A SOCIALIST activist in Wyre Forest has challenged the main political parties to be "open about the break-up of the NHS" at a public meeting.

Worcestershire Socialist Party chairman Nigel Gilbert was speaking after about 30 people attended the session, which heard speeches from Trade Unionist and Socialist Coalition (TUSC) chairman Dave Nellist and former Wyre Forest MP and health campaigner Dr Richard Taylor.

The meeting was held at the Annexe next to St George's Church, Kidderminster and organisers argued "the NHS has already been abolished, there is no longer public planning and a great deal of public money is disappearing to private profit".

They were referring to some of the changes made by the Conservative and Liberal Democrat coalition Government 's 2012 Health and Social Care Act, a law which Labour has promised to revoke if it wins next year's general election.

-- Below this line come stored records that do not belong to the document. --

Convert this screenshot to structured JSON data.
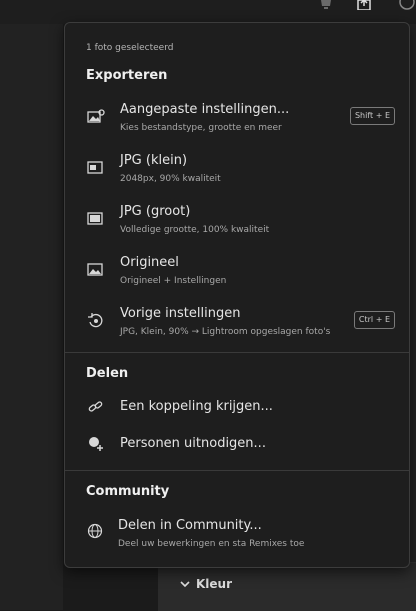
{
  "background": {
    "kleur_label": "Kleur"
  },
  "menu": {
    "selected_count": "1 foto geselecteerd",
    "sections": {
      "exporteren": "Exporteren",
      "delen": "Delen",
      "community": "Community"
    },
    "export_items": [
      {
        "label": "Aangepaste instellingen...",
        "sub": "Kies bestandstype, grootte en meer",
        "shortcut": "Shift + E",
        "icon": "custom-settings-icon"
      },
      {
        "label": "JPG (klein)",
        "sub": "2048px, 90% kwaliteit",
        "icon": "jpg-small-icon"
      },
      {
        "label": "JPG (groot)",
        "sub": "Volledige grootte, 100% kwaliteit",
        "icon": "jpg-large-icon"
      },
      {
        "label": "Origineel",
        "sub": "Origineel + Instellingen",
        "icon": "original-image-icon"
      },
      {
        "label": "Vorige instellingen",
        "sub": "JPG, Klein, 90% → Lightroom opgeslagen foto's",
        "shortcut": "Ctrl + E",
        "icon": "previous-settings-icon"
      }
    ],
    "share_items": [
      {
        "label": "Een koppeling krijgen...",
        "icon": "link-icon"
      },
      {
        "label": "Personen uitnodigen...",
        "icon": "invite-person-icon"
      }
    ],
    "community_items": [
      {
        "label": "Delen in Community...",
        "sub": "Deel uw bewerkingen en sta Remixes toe",
        "icon": "globe-icon"
      }
    ]
  },
  "colors": {
    "menu_bg": "#1e1e1e",
    "app_bg": "#1b1b1b",
    "text": "#e6e6e6",
    "subtext": "#a8a8a8"
  }
}
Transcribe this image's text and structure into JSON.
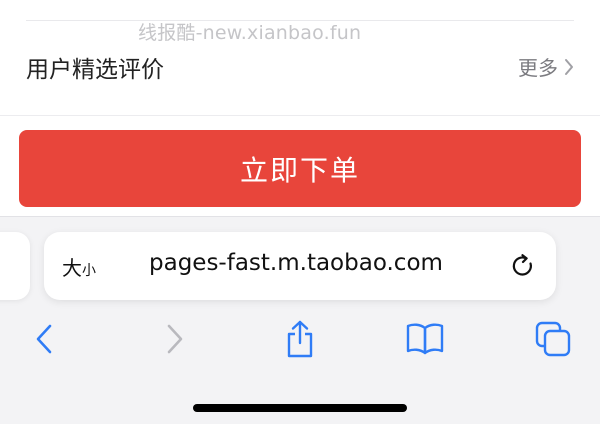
{
  "watermark": "线报酷-new.xianbao.fun",
  "reviews": {
    "title": "用户精选评价",
    "more_label": "更多"
  },
  "buy_button_label": "立即下单",
  "browser": {
    "text_size_large": "大",
    "text_size_small": "小",
    "url": "pages-fast.m.taobao.com"
  },
  "icons": [
    "chevron-right-icon",
    "reload-icon",
    "back-icon",
    "forward-icon",
    "share-icon",
    "bookmarks-icon",
    "tabs-icon"
  ],
  "colors": {
    "buy_button": "#e8453b",
    "toolbar_accent": "#2f7cf6",
    "toolbar_disabled": "#b9b9be"
  }
}
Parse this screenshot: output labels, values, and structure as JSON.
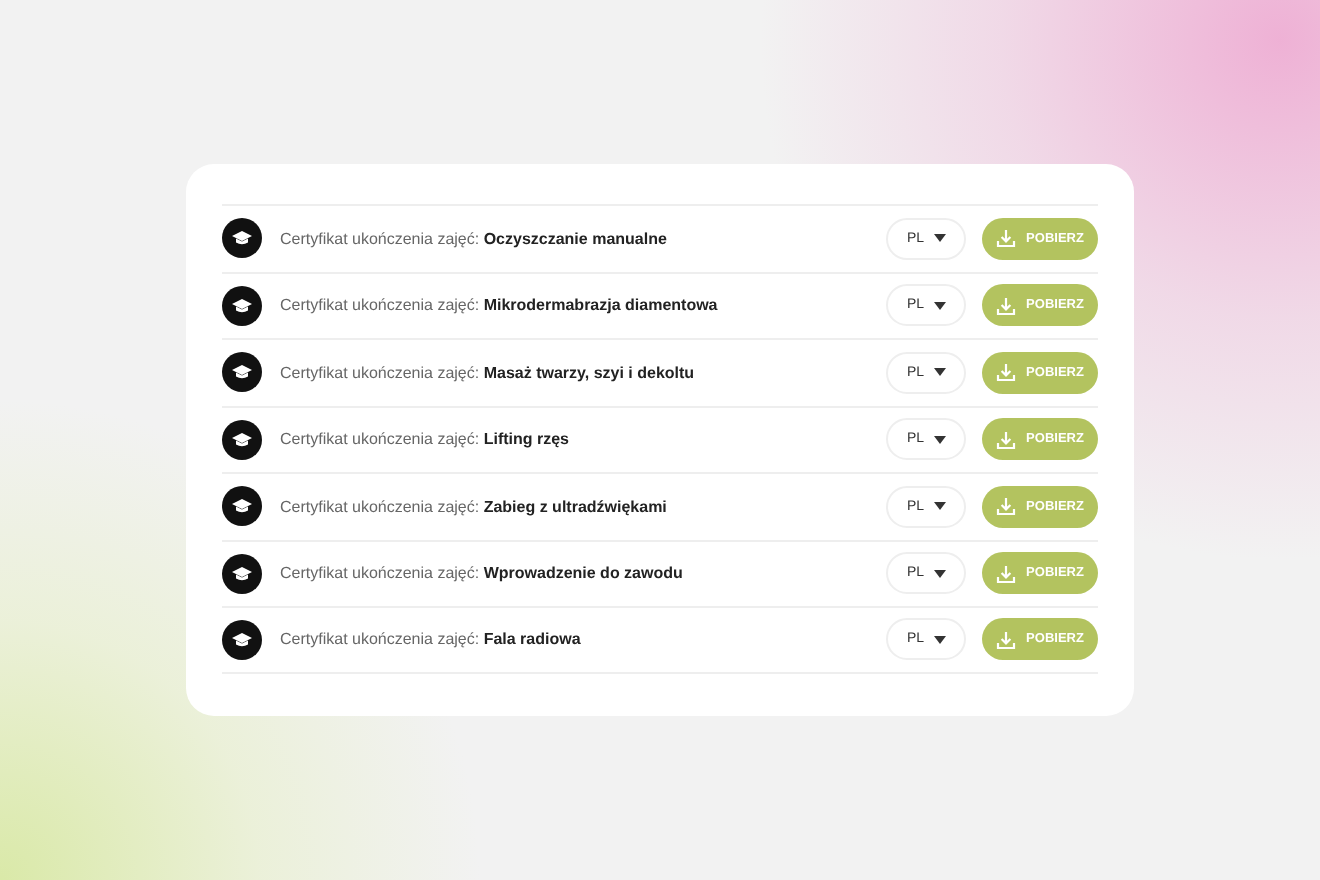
{
  "certificates": [
    {
      "title": "Certyfikat ukończenia zajęć: **Oczyszczanie manualne**",
      "language": "PL",
      "button": "POBIERZ"
    },
    {
      "title": "Certyfikat ukończenia zajęć: **Mikrodermabrazja diamentowa**",
      "language": "PL",
      "button": "POBIERZ"
    },
    {
      "title": "Certyfikat ukończenia zajęć: **Masaż twarzy, szyi i dekoltu**",
      "language": "PL",
      "button": "POBIERZ"
    },
    {
      "title": "Certyfikat ukończenia zajęć: **Lifting rzęs**",
      "language": "PL",
      "button": "POBIERZ"
    },
    {
      "title": "Certyfikat ukończenia zajęć: **Zabieg z ultradźwiękami**",
      "language": "PL",
      "button": "POBIERZ"
    },
    {
      "title": "Certyfikat ukończenia zajęć: **Wprowadzenie do zawodu**",
      "language": "PL",
      "button": "POBIERZ"
    },
    {
      "title": "Certyfikat ukończenia zajęć: **Fala radiowa**",
      "language": "PL",
      "button": "POBIERZ"
    }
  ]
}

Wyre Forest MP, Mark Garnier, who voted for the Act in the House of Commons, said healthcare was improving and bad practices were being driven out because of it.

Mr Gilbert said the country's health services were "returning to the chaotic patchwork of the 19th century". He added: "About 30 people attended the meeting. We were pleased with that because political meetings have been out of fashion recently but next time we need 300 there to counter the refusal of the main parties to be open about the break-up of the NHS."

At the meeting, Dr Taylor said: "We must return to a fully integrated national scheme which is publicly planned. This means abolishing PFI [private finance initiative] contracts and the split between purchasers and providers."

He added the NHS "must be exempted" from a proposed free trade agreement between the European Union and the United States - an international competition law.

Mr Nellist said: "The Government talks of transferring the NHS from the state to community-based care but this is simply a cover for handing it over to private organisations. We must return to the founding principles of the NHS in 1948, with free prescriptions, free eye care and free dental care.

"We can afford it. British capitalists currently hold more than £700 billion cash assets, which they do not know how to spend. We should also nationalise the drug companies."

Following the meeting, responding to some of the issues raised, Mr Garnier told The Shuttle: "What is key is the patient comes first and not the mechanism of the institution. As long as we maintain a free health service deliverable to all, then how the mechanism that delivers it works is largely immaterial.

"What we must never, ever again see is a return to the bad old days that saw the crisis at Stafford Hospital".